JSON Viewer

Explore JSON as an interactive collapsible tree — filter, copy paths, and inspect deep structure in your browser.

Paste JSON on the left to explore it here.

Collapsible tree

Fold and unfold any object or array. Expand all and Collapse all flip the entire document with a single click.

Instant filter

Filter keys or values as you type. Matching branches stay visible in context so you never lose your place.

Copy paths & subtrees

Hover any node to copy its JSON path or its full subtree to the clipboard, ready for jq, JSONPath, or code.

When to use a JSON viewer

Plain-text JSON is hard to scan once a document grows beyond a screen or two. A viewer turns the same data into a navigable tree: you can collapse the parts you do not care about, expand the ones you do, and search across keys and values without losing context. It is the quickest way to confirm an API response matches the contract, trace a missing field, or pull a single nested value out of a large payload.

JSON paths, explained

Every value in a JSON document has a unique path — the sequence of keys and array indices that leads from the root to that value. The viewer shows the path on hover and copies it in dot/bracket notation: $.store.book[0].title. That format is compatible with JSONPath, jq selectors (with minor adjustments), lodash get, and most testing libraries, so you can paste it straight into your code or your debugger.

Tips for large documents

  • Keep the tree collapsed and use the filter to jump directly to the branch you need.
  • Copy a single subtree instead of the whole document when sharing a bug report.
  • For really large files (tens of megabytes), use a streaming tool like jq on the command line and paste a slice into the viewer.

Frequently asked questions

What is a JSON viewer?

A JSON viewer renders a JSON document as an interactive, collapsible tree instead of a wall of text. Each object and array becomes a node you can expand or collapse, every key is colour-coded by type, and every value carries the JSON path that points to it. It is the fastest way to navigate large or deeply nested API responses, configuration files, and database documents.

How is this different from the JSON Formatter?

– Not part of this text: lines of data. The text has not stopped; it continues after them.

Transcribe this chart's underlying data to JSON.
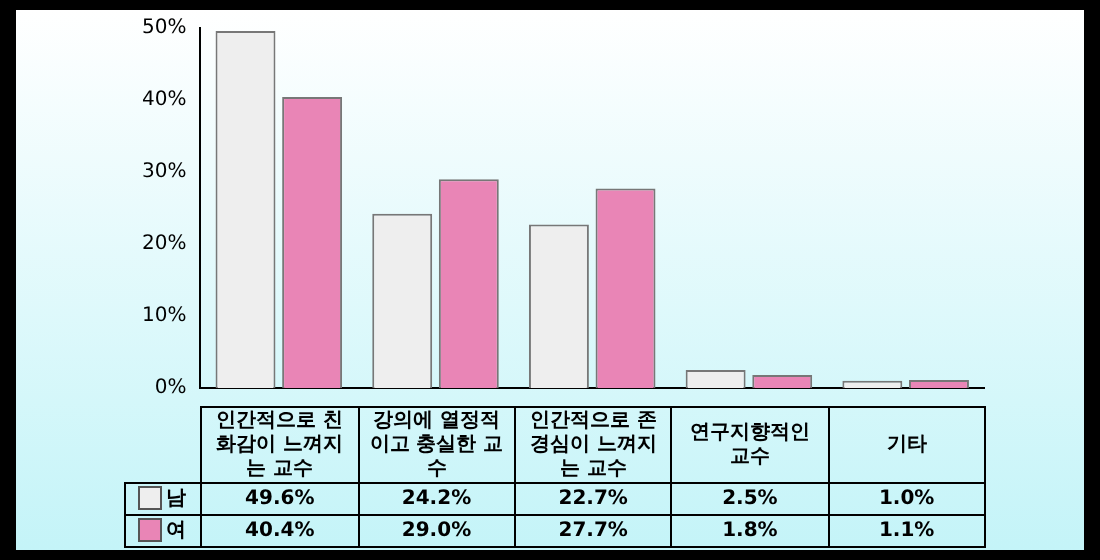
{
  "chart_data": {
    "type": "bar",
    "categories": [
      "인간적으로 친화감이 느껴지는 교수",
      "강의에 열정적이고 충실한 교수",
      "인간적으로 존경심이 느껴지는 교수",
      "연구지향적인 교수",
      "기타"
    ],
    "series": [
      {
        "name": "남",
        "color": "#eeeeee",
        "values": [
          49.6,
          24.2,
          22.7,
          2.5,
          1.0
        ],
        "value_labels": [
          "49.6%",
          "24.2%",
          "22.7%",
          "2.5%",
          "1.0%"
        ]
      },
      {
        "name": "여",
        "color": "#e985b6",
        "values": [
          40.4,
          29.0,
          27.7,
          1.8,
          1.1
        ],
        "value_labels": [
          "40.4%",
          "29.0%",
          "27.7%",
          "1.8%",
          "1.1%"
        ]
      }
    ],
    "ylim": [
      0,
      50
    ],
    "yticks": [
      {
        "value": 0,
        "label": "0%"
      },
      {
        "value": 10,
        "label": "10%"
      },
      {
        "value": 20,
        "label": "20%"
      },
      {
        "value": 30,
        "label": "30%"
      },
      {
        "value": 40,
        "label": "40%"
      },
      {
        "value": 50,
        "label": "50%"
      }
    ],
    "grid": false,
    "legend": "bottom left"
  }
}
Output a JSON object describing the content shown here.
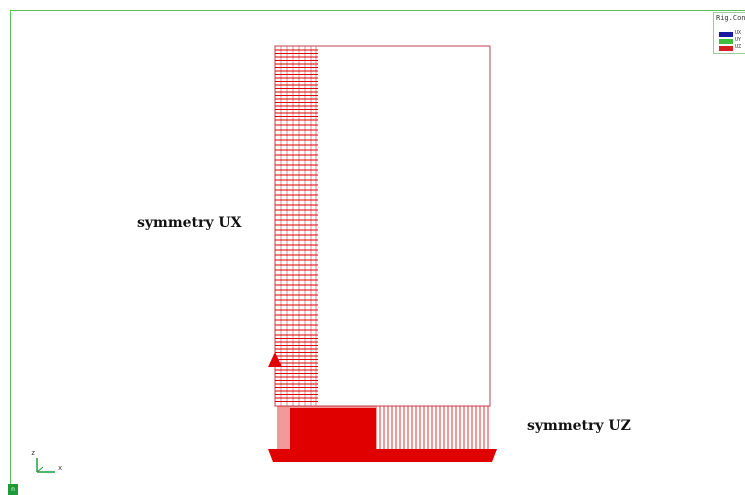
{
  "annotations": {
    "left": "symmetry UX",
    "bottom": "symmetry UZ"
  },
  "legend": {
    "title": "Rig.Con",
    "items": [
      {
        "label": "UX",
        "color": "#1a1a9e"
      },
      {
        "label": "UY",
        "color": "#3fbf3f"
      },
      {
        "label": "UZ",
        "color": "#d42020"
      }
    ]
  },
  "axes": {
    "z": "z",
    "x": "x"
  },
  "corner_button": {
    "label": "n",
    "color": "#1f9a3a"
  },
  "colors": {
    "outline": "#c04050",
    "constraint": "#e00000",
    "axis": "#1a9e3a"
  }
}
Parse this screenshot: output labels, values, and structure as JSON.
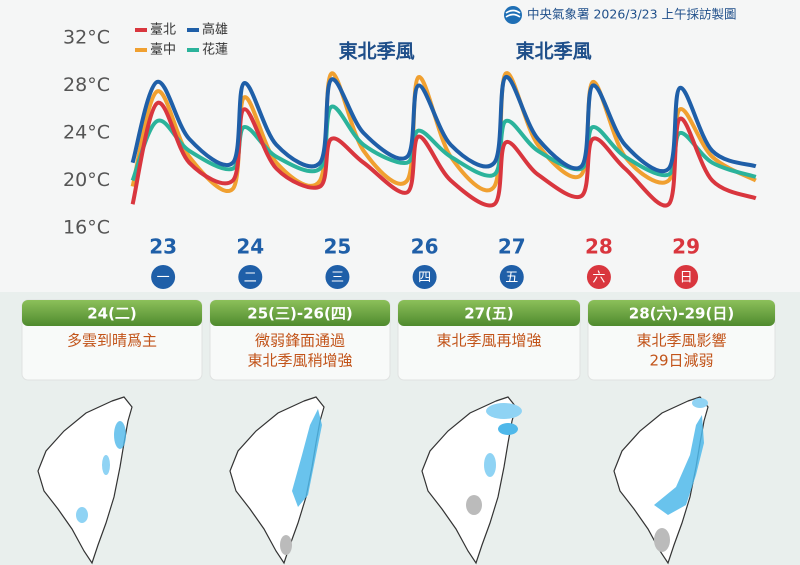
{
  "header": {
    "title": "中央氣象署 2026/3/23 上午採訪製圖"
  },
  "chart_data": {
    "type": "line",
    "x": [
      22.65,
      22.93,
      23.3,
      23.8,
      23.93,
      24.3,
      24.8,
      24.93,
      25.3,
      25.8,
      25.93,
      26.3,
      26.8,
      26.93,
      27.3,
      27.8,
      27.93,
      28.3,
      28.8,
      28.93,
      29.3,
      29.8
    ],
    "series": [
      {
        "name": "臺北",
        "color": "#d9363e",
        "values": [
          18,
          26.5,
          21.5,
          20,
          26,
          21,
          19.5,
          23.5,
          21.5,
          19,
          23.7,
          20,
          18,
          23.2,
          20.5,
          18.7,
          23.5,
          21,
          18,
          25.2,
          20,
          18.5
        ]
      },
      {
        "name": "高雄",
        "color": "#1f5fa8",
        "values": [
          21.5,
          28.3,
          23.5,
          21.5,
          28.2,
          23,
          21.5,
          28.5,
          24,
          22,
          28,
          23,
          21.5,
          28.7,
          23.5,
          21.2,
          28,
          23,
          21,
          27.8,
          22.5,
          21.2
        ]
      },
      {
        "name": "臺中",
        "color": "#f0a030",
        "values": [
          19.5,
          27.5,
          22,
          19.3,
          27,
          21.5,
          20,
          29,
          22.5,
          20,
          28.7,
          22,
          19.5,
          29,
          23,
          20.5,
          28.3,
          22,
          20,
          26,
          22,
          20
        ]
      },
      {
        "name": "花蓮",
        "color": "#2bb39b",
        "values": [
          20,
          25,
          22.5,
          21,
          24.5,
          22,
          21,
          26.2,
          23,
          21.5,
          24.2,
          22,
          20.5,
          25,
          22.5,
          21,
          24.5,
          22,
          20.5,
          24,
          21.5,
          20.3
        ]
      }
    ],
    "xlim": [
      22.62,
      30.02
    ],
    "xticks": [
      23,
      24,
      25,
      26,
      27,
      28,
      29
    ],
    "weekdays": [
      "一",
      "二",
      "三",
      "四",
      "五",
      "六",
      "日"
    ],
    "x_label_colors": [
      "#1f5fa8",
      "#1f5fa8",
      "#1f5fa8",
      "#1f5fa8",
      "#1f5fa8",
      "#d9363e",
      "#d9363e"
    ],
    "ylim": [
      16,
      32
    ],
    "yticks": [
      {
        "value": 16,
        "label": "16°C"
      },
      {
        "value": 20,
        "label": "20°C"
      },
      {
        "value": 24,
        "label": "24°C"
      },
      {
        "value": 28,
        "label": "28°C"
      },
      {
        "value": 32,
        "label": "32°C"
      }
    ],
    "annotations": [
      {
        "text": "東北季風",
        "x": 25.45
      },
      {
        "text": "東北季風",
        "x": 27.48
      }
    ]
  },
  "panels": [
    {
      "title": "24(二)",
      "lines": [
        "多雲到晴爲主"
      ]
    },
    {
      "title": "25(三)-26(四)",
      "lines": [
        "微弱鋒面通過",
        "東北季風稍增強"
      ]
    },
    {
      "title": "27(五)",
      "lines": [
        "東北季風再增強"
      ]
    },
    {
      "title": "28(六)-29(日)",
      "lines": [
        "東北季風影響",
        "29日減弱"
      ]
    }
  ]
}
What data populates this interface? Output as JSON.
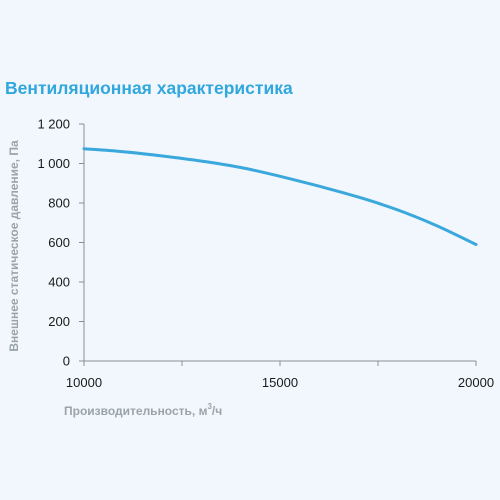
{
  "chart_data": {
    "type": "line",
    "title": "Вентиляционная характеристика",
    "xlabel": "Производительность, м³/ч",
    "xlabel_parts": {
      "text": "Производительность, м",
      "sup": "3",
      "tail": "/ч"
    },
    "ylabel": "Внешнее статическое давление, Па",
    "xlim": [
      10000,
      20000
    ],
    "ylim": [
      0,
      1200
    ],
    "x_ticks": [
      10000,
      12500,
      15000,
      17500,
      20000
    ],
    "x_tick_labels": [
      "10000",
      "",
      "15000",
      "",
      "20000"
    ],
    "y_ticks": [
      0,
      200,
      400,
      600,
      800,
      1000,
      1200
    ],
    "y_tick_labels": [
      "0",
      "200",
      "400",
      "600",
      "800",
      "1 000",
      "1 200"
    ],
    "grid": false,
    "series": [
      {
        "color": "#3aa8dc",
        "x": [
          10000,
          11000,
          12000,
          13000,
          14000,
          15000,
          16000,
          17000,
          18000,
          19000,
          20000
        ],
        "y": [
          1075,
          1060,
          1038,
          1012,
          980,
          935,
          885,
          830,
          765,
          685,
          590
        ]
      }
    ]
  }
}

The formatter rewrites your JSON as pretty-printed or minified text. The viewer parses the JSON and presents it as a tree you can fold, filter, and copy from. Use the formatter when you need to ship clean text; use the viewer when you need to explore structure, find a value, or extract a path.

How do I find a specific key or value?

Type into the filter box at the top of the tree. The viewer hides any node whose key, value, or descendants do not contain your search term, so matching branches stay visible in context. The match is case-insensitive and works on keys, string values, numbers, booleans, and null.

Can I copy a JSON path to a value?

Yes. Hover over any node and click the small path label on the right. The path is copied to your clipboard in dot/bracket notation — for example $.store.book[0].title — ready to paste into JSONPath, jq, lodash.get, or your own code.

Can I copy a whole subtree?

Yes. Hover over an object or array and click the copy icon. The entire subtree is copied as pretty-printed JSON, which is handy for extracting one branch of a large response without manually selecting nested brackets.

Is my JSON sent to a server?

No. Parsing, filtering, and rendering all happen entirely in your browser using JSON.parse. Nothing is uploaded, logged, or stored, which makes the viewer safe for inspecting API responses, JWT payloads, configuration files, and other sensitive data.

Does the viewer handle deeply nested or large JSON?

Yes. The tree renders synchronously and collapses everything below depth two by default, so even multi-megabyte payloads open in a usable state. Use Expand all or Collapse all to flip the entire tree at once, and use the filter to focus on what matters.

What does the colour coding mean?

Strings are green, numbers are amber, booleans are purple, null is muted grey, and keys are blue. This makes it easy to scan for the right type at a glance — particularly useful when a value looks like a string but is actually a number, or vice versa.

Can I view JSON5, JSONC, or NDJSON?

Not directly. The viewer uses the strict JSON parser, so comments, trailing commas, and unquoted keys are rejected. For JSON5 or JSONC, strip the non-standard tokens first; for NDJSON, wrap the lines in a top-level array before pasting.